We can have a ‘Second Katunayaka’ that will destroy forever the State of Sri Lanka as we know and love it. We spoke earlier of ‘Disaster management’ as part of the prescience of the prudent and well-managed state. What are the strategic hammer-blows that the wily Prabhkaran can inflict on a state in pathetic disarray as well as in the throes of a political melt-down for which there is no remedy in sight? Here are some possibilities -

1. A sudden move to overwhelm the military establishment in Jaffna using the people of the region as a human shield under the protection of which the massed cadres of the Tigers can regain control of this Tamil heartland.

2. The strangling of Trincomalee by bolstering the military power of the bases and encampments that already form a noose around the great harbour. This stronghold in the East will become another Jaffna with the expulsion of its Sinhala population.

3. A Tet-type offensive in Colombo. Except for crass simpletons and ostriches of the political kind, all know that Colombo is a haven for the covert operatives of Eelamism. That weapons and explosives are stashed away in safe-houses is beyond question - the police will be the first to acknowledge this with the caveat that they can do nothing about it. Can we rule out the possibility that a simultaneous attack on select targets in the metropolis will cause such havoc that the leaders will run away and the white flag of surrender will flutter from all public buildings?

4. The assassination of key figures in the political establishment of this country. This is a tried and tested method of getting ‘paradigm-shifts’ in political perspectives when the going is not to Prabhakaran’s liking. Currently, things are decidedly awry and he must be mulling over the use of this favourite weapon.

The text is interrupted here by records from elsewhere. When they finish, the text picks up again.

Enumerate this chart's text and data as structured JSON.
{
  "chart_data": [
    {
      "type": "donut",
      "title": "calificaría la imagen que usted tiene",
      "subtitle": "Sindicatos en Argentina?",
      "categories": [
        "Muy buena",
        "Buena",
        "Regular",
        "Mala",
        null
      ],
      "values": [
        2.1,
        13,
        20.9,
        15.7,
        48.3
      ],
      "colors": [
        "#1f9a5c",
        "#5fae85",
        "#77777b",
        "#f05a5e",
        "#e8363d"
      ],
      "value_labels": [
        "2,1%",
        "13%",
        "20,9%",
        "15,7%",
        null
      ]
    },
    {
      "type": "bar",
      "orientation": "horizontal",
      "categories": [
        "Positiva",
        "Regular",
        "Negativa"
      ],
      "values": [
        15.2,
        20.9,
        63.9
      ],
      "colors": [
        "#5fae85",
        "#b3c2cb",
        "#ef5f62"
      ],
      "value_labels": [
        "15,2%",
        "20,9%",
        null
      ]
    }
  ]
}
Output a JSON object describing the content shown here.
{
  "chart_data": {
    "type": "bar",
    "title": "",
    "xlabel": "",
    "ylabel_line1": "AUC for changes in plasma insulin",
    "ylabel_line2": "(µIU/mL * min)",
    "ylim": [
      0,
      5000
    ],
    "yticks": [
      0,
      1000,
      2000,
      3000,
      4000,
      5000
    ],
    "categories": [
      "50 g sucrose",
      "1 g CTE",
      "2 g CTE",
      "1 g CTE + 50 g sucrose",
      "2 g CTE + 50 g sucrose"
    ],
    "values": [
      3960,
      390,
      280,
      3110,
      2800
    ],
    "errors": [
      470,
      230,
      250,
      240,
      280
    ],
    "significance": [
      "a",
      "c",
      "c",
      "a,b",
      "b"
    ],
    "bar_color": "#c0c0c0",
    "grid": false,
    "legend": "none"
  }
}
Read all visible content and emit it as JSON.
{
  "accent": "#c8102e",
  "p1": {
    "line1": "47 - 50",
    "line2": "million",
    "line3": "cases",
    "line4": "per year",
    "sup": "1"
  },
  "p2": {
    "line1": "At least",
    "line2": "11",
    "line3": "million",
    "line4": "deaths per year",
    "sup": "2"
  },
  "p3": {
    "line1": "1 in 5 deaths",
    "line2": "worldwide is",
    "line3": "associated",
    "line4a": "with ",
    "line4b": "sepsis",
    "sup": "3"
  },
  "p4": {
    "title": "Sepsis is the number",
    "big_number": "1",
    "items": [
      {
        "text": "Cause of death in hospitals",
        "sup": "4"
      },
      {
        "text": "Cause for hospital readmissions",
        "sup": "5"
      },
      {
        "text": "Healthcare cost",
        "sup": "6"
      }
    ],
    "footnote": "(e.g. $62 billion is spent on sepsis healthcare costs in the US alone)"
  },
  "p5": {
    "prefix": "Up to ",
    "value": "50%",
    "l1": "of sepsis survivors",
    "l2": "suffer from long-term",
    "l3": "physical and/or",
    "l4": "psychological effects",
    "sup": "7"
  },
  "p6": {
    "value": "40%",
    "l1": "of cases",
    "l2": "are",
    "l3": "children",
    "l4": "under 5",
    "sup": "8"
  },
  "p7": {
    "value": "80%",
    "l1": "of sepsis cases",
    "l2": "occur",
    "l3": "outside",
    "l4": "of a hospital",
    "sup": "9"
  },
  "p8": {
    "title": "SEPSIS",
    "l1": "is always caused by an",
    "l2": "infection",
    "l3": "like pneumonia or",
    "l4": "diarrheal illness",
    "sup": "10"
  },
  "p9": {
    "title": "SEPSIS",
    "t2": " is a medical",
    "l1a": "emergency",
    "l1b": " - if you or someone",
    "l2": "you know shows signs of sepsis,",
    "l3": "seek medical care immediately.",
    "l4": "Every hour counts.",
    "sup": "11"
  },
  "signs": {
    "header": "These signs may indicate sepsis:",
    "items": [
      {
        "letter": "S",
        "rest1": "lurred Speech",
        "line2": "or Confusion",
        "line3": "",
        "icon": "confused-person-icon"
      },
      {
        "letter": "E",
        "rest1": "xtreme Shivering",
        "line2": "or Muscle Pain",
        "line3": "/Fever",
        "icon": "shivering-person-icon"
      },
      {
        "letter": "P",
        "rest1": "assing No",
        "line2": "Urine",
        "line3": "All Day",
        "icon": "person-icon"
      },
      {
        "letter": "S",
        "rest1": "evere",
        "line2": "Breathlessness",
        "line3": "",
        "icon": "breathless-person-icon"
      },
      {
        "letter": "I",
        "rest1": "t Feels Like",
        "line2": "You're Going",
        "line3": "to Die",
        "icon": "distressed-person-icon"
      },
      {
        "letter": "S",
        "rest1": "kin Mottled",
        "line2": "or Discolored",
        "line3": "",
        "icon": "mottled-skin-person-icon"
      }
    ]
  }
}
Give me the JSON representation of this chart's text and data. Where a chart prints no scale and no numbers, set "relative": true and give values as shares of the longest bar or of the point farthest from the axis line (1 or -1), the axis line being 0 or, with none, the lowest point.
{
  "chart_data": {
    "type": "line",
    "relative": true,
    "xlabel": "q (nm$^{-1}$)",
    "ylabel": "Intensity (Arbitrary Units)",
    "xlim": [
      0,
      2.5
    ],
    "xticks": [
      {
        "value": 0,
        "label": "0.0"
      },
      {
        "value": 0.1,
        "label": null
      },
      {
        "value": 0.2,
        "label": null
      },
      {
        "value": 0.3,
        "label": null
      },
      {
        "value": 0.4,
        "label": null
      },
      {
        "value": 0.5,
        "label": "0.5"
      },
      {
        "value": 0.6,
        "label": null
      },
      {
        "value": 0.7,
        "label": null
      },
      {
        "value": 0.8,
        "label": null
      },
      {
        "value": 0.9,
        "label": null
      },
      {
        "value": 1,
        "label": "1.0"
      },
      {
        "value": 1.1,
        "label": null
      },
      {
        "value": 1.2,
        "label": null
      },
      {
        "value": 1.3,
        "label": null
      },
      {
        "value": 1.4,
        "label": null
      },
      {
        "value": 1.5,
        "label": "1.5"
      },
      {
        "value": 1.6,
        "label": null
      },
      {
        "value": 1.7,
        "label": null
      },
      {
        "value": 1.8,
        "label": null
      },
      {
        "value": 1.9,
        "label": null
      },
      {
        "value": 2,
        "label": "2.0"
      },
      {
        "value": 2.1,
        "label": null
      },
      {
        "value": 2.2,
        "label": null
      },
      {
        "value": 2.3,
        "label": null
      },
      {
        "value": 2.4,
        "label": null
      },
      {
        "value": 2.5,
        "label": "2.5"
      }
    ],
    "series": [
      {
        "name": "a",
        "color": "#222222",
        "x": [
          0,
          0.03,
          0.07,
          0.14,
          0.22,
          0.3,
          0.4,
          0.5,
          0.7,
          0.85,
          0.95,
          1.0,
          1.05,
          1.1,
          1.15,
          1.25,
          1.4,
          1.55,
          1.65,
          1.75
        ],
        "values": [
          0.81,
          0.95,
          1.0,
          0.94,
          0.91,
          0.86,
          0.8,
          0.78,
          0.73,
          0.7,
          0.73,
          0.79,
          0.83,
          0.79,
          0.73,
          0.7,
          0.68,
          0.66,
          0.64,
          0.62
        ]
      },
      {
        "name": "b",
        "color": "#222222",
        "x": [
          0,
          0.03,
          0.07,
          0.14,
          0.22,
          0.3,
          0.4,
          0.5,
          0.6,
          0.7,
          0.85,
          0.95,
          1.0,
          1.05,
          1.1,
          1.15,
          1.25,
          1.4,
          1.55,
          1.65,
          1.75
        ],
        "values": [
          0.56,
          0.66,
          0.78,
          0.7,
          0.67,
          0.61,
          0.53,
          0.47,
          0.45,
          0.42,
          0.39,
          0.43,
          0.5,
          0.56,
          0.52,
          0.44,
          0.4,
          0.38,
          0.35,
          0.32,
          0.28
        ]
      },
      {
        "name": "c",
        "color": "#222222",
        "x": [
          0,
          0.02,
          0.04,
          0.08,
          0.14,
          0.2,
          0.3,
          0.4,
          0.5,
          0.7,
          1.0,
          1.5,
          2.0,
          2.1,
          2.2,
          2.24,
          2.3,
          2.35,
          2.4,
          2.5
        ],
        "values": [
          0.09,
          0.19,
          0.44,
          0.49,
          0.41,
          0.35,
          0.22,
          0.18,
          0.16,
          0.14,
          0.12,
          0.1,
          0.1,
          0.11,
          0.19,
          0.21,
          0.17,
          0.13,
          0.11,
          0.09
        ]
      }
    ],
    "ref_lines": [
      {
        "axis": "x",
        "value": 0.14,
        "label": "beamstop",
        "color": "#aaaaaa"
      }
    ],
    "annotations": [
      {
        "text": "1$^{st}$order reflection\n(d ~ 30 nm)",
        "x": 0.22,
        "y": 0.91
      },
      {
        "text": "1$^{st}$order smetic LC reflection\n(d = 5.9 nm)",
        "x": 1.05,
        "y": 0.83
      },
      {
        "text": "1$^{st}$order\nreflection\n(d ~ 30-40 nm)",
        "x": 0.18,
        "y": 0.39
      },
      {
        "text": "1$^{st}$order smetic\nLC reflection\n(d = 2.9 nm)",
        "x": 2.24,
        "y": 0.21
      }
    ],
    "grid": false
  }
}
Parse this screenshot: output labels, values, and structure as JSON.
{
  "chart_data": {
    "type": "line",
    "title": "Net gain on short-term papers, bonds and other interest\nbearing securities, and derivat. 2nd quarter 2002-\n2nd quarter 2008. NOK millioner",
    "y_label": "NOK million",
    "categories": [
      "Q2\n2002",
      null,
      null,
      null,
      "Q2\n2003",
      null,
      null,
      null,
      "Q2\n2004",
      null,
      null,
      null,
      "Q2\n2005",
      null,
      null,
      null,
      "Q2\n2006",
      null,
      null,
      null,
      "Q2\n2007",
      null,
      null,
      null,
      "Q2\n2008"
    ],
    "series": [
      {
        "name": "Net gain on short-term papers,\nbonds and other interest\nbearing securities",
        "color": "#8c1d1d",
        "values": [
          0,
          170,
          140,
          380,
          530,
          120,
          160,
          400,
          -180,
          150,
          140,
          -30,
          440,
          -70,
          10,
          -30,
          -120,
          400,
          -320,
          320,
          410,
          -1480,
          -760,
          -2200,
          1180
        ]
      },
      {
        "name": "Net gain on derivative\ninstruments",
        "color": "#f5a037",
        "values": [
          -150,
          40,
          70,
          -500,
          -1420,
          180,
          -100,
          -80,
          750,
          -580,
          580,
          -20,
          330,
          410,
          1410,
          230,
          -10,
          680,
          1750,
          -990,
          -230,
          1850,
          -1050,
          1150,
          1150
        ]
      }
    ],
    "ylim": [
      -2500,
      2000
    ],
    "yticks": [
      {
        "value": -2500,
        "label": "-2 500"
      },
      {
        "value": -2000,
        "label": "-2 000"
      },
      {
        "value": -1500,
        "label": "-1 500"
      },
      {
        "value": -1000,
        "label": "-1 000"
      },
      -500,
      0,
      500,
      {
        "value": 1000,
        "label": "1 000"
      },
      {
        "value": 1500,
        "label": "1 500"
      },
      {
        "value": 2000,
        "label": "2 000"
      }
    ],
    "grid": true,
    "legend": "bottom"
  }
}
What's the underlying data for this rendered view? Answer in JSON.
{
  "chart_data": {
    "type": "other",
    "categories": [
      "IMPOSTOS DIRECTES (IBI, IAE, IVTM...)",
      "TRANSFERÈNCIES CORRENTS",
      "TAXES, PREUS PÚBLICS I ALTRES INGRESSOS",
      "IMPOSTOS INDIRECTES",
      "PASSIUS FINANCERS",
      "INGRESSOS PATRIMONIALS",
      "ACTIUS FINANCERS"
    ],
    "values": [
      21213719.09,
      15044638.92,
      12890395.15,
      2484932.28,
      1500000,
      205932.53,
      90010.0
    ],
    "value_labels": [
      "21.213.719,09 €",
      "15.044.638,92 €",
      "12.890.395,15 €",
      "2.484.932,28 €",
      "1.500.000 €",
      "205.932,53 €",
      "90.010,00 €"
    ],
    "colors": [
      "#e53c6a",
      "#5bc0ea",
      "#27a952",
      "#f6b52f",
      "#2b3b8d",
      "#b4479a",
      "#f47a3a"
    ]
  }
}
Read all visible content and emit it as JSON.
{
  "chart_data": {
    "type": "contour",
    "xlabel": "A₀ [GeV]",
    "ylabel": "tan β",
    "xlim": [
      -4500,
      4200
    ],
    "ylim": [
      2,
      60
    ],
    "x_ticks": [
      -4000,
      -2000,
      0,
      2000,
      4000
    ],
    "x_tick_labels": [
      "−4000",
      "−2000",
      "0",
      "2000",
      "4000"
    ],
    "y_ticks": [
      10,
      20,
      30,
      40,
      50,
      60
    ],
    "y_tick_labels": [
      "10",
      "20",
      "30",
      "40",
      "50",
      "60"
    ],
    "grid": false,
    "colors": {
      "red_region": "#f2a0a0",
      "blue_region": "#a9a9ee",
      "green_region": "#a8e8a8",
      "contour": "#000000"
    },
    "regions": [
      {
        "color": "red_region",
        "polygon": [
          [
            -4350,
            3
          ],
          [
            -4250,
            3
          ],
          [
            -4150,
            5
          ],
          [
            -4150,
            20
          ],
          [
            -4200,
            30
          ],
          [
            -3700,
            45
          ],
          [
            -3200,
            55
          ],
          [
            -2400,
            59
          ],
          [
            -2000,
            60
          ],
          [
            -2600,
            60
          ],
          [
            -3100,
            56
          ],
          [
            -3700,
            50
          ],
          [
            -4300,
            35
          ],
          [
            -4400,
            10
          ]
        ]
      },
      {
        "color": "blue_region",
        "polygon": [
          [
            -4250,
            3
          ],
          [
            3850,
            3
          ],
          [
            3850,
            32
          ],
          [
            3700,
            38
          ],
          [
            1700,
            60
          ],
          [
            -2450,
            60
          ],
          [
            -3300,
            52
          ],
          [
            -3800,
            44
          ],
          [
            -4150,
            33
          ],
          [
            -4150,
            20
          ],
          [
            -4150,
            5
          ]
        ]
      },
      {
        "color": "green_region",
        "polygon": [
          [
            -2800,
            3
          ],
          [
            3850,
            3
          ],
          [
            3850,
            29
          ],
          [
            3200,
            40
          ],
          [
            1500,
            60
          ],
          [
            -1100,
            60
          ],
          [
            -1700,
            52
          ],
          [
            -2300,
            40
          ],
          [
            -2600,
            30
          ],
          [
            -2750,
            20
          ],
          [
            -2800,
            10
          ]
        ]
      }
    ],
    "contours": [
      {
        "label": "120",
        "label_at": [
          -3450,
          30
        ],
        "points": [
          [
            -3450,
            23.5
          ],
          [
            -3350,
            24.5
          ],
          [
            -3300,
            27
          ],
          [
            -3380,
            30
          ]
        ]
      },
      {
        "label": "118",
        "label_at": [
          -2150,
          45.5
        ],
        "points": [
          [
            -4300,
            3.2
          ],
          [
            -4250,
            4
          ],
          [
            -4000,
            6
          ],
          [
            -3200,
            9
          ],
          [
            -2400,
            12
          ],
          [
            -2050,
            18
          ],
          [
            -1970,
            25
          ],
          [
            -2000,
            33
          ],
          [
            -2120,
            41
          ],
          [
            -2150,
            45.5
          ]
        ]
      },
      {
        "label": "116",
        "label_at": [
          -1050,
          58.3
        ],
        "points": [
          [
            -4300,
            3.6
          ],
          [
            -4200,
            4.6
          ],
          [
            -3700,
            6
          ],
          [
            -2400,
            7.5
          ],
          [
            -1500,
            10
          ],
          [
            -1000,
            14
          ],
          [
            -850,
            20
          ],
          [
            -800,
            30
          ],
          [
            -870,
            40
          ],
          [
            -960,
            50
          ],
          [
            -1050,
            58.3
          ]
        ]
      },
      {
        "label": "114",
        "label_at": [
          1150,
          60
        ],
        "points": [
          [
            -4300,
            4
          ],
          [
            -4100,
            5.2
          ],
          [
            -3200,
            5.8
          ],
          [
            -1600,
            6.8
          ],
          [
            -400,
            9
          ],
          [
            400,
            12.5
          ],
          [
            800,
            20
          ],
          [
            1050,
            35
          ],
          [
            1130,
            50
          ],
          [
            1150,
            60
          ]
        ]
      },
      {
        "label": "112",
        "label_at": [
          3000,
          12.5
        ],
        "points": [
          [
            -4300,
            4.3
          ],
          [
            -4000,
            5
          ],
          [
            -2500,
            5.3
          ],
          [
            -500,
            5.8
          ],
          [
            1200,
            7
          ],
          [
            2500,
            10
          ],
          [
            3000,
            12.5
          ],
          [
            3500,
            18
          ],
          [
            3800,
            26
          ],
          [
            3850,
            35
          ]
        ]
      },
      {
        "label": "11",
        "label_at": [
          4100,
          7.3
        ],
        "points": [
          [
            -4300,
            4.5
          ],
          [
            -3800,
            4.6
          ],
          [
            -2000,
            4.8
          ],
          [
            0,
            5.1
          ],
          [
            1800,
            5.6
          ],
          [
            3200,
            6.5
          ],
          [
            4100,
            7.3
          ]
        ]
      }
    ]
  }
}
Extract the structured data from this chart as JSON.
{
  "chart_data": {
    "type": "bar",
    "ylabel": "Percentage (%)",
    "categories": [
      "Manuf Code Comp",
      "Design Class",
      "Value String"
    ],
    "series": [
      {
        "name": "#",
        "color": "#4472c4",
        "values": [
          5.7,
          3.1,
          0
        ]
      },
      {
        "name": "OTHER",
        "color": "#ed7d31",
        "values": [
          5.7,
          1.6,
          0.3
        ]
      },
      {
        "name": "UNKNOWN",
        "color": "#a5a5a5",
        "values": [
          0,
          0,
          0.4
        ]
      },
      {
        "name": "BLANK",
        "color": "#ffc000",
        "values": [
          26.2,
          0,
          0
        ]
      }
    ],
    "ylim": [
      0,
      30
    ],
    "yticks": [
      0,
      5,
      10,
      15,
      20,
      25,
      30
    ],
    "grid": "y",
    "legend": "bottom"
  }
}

5. The opening of a ‘second front’ in the Hatton, Nuwara-Eliya area using the disaffected Tamils in the central hills will be a major achievement for Prabhakaran and will give a whole new dimension to the conflict. Already the region swarms with political lackeys of the Northern tyrant and the eventuality we speak of ranks very high in the list of dangers confronting the Sri Lankan State.

The five dangers listed are not mere forebodings of a prophet of evil - they are real dangers in the same broad category as earthquakes and storms. We prepare for the latter, even if the danger is not imminent. Why is the discussion of these scenarios (hypothetical as they are) shunned by those who, in a proper scheme of things, should be the first to warm us of such outcomes? A partial answer is given by the observation that our leaders have only one foot in their native country. The other is poised over a promising and bountiful terrain in a distant land, ready to receive the entire body weight if the first feels the heat of the local habitation. They can run away leaving the poor natives to sort out the mess.